Le agevolazioni comprendono una forma di finanziamento agevolato a tasso zero della durata massima di 10 anni, ed un contributo a fondo perduto. Il cumulato delle stesse peserà per un importo complessivamente non superiore al 90% della spesa ammissibile.


Per le imprese costituite da non più di 36 mesi, il contributo a fondo perduto è riconosciuto, nei limiti delle risorse finanziarie disponibili, in misura pari al 20% delle spese relative a macchinari, impianti ed attrezzature, programmi informatici e servizi per le tecnologie dell’informazione e della comunicazione, brevetti e licenze d’uso.


Per le imprese costituite da non più di 60 mesi, il contributo a fondo perduto è riconosciuto, nei limiti delle risorse finanziarie disponibili, in misura pari al 15% delle spese relative a macchinari, impianti ed attrezzature, programmi informatici, brevetti, licenze e marchi.


In caso di esaurimento delle risorse finanziarie destinate al contributo a fondo perduto, le agevolazioni sono concesse nella sola forma di finanziamento agevolato.


In ogni caso la parte concessa nella forma di finanziamento agevolato deve essere pari ad almeno il 50% delle agevolazioni complessivamente concesse.
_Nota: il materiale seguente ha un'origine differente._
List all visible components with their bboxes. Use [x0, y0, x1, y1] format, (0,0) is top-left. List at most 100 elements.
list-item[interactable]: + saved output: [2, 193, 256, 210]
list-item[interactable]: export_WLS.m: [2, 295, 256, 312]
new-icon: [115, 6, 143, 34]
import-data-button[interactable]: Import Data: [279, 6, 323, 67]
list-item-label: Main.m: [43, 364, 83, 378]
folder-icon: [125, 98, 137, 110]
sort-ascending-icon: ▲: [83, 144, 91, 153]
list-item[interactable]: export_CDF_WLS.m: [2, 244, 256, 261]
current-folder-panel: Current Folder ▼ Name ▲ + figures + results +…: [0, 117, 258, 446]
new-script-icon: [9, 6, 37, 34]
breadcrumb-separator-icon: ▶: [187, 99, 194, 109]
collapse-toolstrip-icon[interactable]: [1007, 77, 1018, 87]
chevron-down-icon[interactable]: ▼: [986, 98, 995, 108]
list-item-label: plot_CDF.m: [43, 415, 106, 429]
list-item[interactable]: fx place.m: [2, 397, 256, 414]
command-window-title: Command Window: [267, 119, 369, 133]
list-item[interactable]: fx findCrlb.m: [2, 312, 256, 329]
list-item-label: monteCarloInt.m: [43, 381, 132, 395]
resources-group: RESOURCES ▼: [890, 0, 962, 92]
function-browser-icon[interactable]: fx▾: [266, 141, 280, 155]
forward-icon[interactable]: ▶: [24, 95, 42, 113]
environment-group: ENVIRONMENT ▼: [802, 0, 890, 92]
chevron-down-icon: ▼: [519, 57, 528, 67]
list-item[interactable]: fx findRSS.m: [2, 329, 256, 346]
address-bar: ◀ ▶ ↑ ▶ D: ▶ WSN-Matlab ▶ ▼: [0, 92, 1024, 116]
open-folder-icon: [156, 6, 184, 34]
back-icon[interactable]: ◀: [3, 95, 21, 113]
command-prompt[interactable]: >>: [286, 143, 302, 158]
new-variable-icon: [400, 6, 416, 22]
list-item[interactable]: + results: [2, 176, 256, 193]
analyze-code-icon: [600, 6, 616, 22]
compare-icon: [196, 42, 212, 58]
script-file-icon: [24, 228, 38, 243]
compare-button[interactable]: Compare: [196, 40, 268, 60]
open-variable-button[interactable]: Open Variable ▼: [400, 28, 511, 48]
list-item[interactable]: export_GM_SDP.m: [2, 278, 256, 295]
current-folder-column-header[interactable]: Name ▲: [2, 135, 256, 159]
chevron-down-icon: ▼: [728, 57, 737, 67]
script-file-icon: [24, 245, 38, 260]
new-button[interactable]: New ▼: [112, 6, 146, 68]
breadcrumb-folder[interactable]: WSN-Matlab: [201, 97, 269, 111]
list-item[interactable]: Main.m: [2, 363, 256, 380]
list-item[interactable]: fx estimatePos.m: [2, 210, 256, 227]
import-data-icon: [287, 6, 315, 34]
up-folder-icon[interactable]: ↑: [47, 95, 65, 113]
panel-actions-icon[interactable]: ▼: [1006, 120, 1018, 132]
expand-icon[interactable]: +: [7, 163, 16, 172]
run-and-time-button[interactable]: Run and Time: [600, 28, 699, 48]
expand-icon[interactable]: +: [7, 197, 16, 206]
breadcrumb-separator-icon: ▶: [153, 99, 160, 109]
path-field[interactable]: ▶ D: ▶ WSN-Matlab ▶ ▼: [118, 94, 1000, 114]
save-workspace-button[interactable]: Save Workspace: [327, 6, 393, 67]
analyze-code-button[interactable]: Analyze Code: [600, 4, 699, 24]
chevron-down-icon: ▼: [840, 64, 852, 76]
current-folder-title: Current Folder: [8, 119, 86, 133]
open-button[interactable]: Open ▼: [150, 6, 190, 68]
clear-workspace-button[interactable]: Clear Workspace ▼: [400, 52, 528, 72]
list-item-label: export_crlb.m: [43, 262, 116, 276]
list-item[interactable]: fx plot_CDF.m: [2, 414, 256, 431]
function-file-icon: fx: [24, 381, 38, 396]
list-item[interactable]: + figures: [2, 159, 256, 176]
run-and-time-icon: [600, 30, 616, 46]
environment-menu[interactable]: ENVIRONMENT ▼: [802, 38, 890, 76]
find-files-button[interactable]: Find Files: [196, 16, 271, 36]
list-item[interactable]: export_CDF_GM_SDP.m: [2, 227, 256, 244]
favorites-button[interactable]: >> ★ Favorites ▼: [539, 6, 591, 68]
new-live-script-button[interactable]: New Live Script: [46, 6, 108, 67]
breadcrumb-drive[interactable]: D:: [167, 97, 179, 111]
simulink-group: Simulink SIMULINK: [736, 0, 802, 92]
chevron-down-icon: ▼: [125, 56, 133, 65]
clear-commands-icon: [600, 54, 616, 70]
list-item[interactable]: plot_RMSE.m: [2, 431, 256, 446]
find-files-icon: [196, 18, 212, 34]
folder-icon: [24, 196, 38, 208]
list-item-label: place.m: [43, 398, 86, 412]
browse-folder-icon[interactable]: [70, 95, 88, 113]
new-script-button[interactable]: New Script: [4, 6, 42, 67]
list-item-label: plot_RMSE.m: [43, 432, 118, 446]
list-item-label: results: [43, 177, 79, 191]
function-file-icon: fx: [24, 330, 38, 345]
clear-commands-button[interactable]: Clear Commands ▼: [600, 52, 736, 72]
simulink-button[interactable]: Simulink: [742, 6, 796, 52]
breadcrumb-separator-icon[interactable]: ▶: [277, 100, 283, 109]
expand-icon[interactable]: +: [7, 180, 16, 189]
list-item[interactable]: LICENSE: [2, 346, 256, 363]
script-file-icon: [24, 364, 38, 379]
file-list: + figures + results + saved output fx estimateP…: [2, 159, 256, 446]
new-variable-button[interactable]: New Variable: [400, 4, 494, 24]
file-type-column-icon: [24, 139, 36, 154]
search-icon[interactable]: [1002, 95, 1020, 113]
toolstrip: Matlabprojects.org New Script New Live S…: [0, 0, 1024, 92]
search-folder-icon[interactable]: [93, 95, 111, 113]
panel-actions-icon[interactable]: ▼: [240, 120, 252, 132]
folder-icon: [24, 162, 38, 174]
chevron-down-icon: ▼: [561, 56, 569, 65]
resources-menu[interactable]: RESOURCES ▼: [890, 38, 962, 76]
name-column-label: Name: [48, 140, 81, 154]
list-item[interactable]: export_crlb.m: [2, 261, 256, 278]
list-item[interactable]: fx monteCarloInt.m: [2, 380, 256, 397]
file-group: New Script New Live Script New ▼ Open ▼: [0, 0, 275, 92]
Al fine di fornire un ulteriore sostegno alle imprese di più recente costituzione la misura prevede inoltre l’offerta di servizi di tutoraggio.


Le agevolazioni verranno concesse sulla base di una procedura valutativa con procedimento a sportello secondo l'ordine cronologico di presentazione della domanda, ed andranno compilate esclusivamente per via elettronica utilizzando la procedura informatica messa a disposizione dal soggetto gestore. Le domande di agevolazione, corredate dei piani d'impresa e dell'apposita documentazione, potranno essere presentate a partire dal 19 maggio 2021.


Le agevolazioni verranno erogate per Stati di Avanzamento Lavori (SAL) in non più di 5 quote, comprensive dell’ultima a saldo. Al fine di favorire maggiormente la sostenibilità finanziaria dei programmi di investimento, l’erogazione delle singole quote potrà avvenire a fronte della presentazione di titoli di spesa anche non quietanzati, purché nei limiti del 20% delle agevolazioni concesse nel caso del primo SAL e del 30% per cento per i SAL successivi al primo fermo restando che per ogni quota diversa dalla prima l’impresa è tenuta alla dimostrazione dell’effettivo pagamento, mediante esibizione delle relative quietanze, dei titoli di spesa presentati ai fini dell’erogazione precedente.


In alternativa alle modalità di erogazione sopra indicate, le singole erogazioni possono essere corrisposte sulla base di fatture di acquisto non quietanzate purché vincolate ad un contratto di conto corrente di cui alla convenzione già stipulata tra il Ministero, il Soggetto gestore e l’Associazione Bancaria Italiana, in grado di garantire il pagamento ai fornitori dei beni agevolati in tempi celeri.


È, inoltre, prevista la possibilità per l’impresa di richiedere, previa presentazione di fideiussione bancaria, l’erogazione di una prima quota di agevolazione, non superiore al 40 per cento dell’importo complessivo delle agevolazioni concesse, a titolo di anticipazione.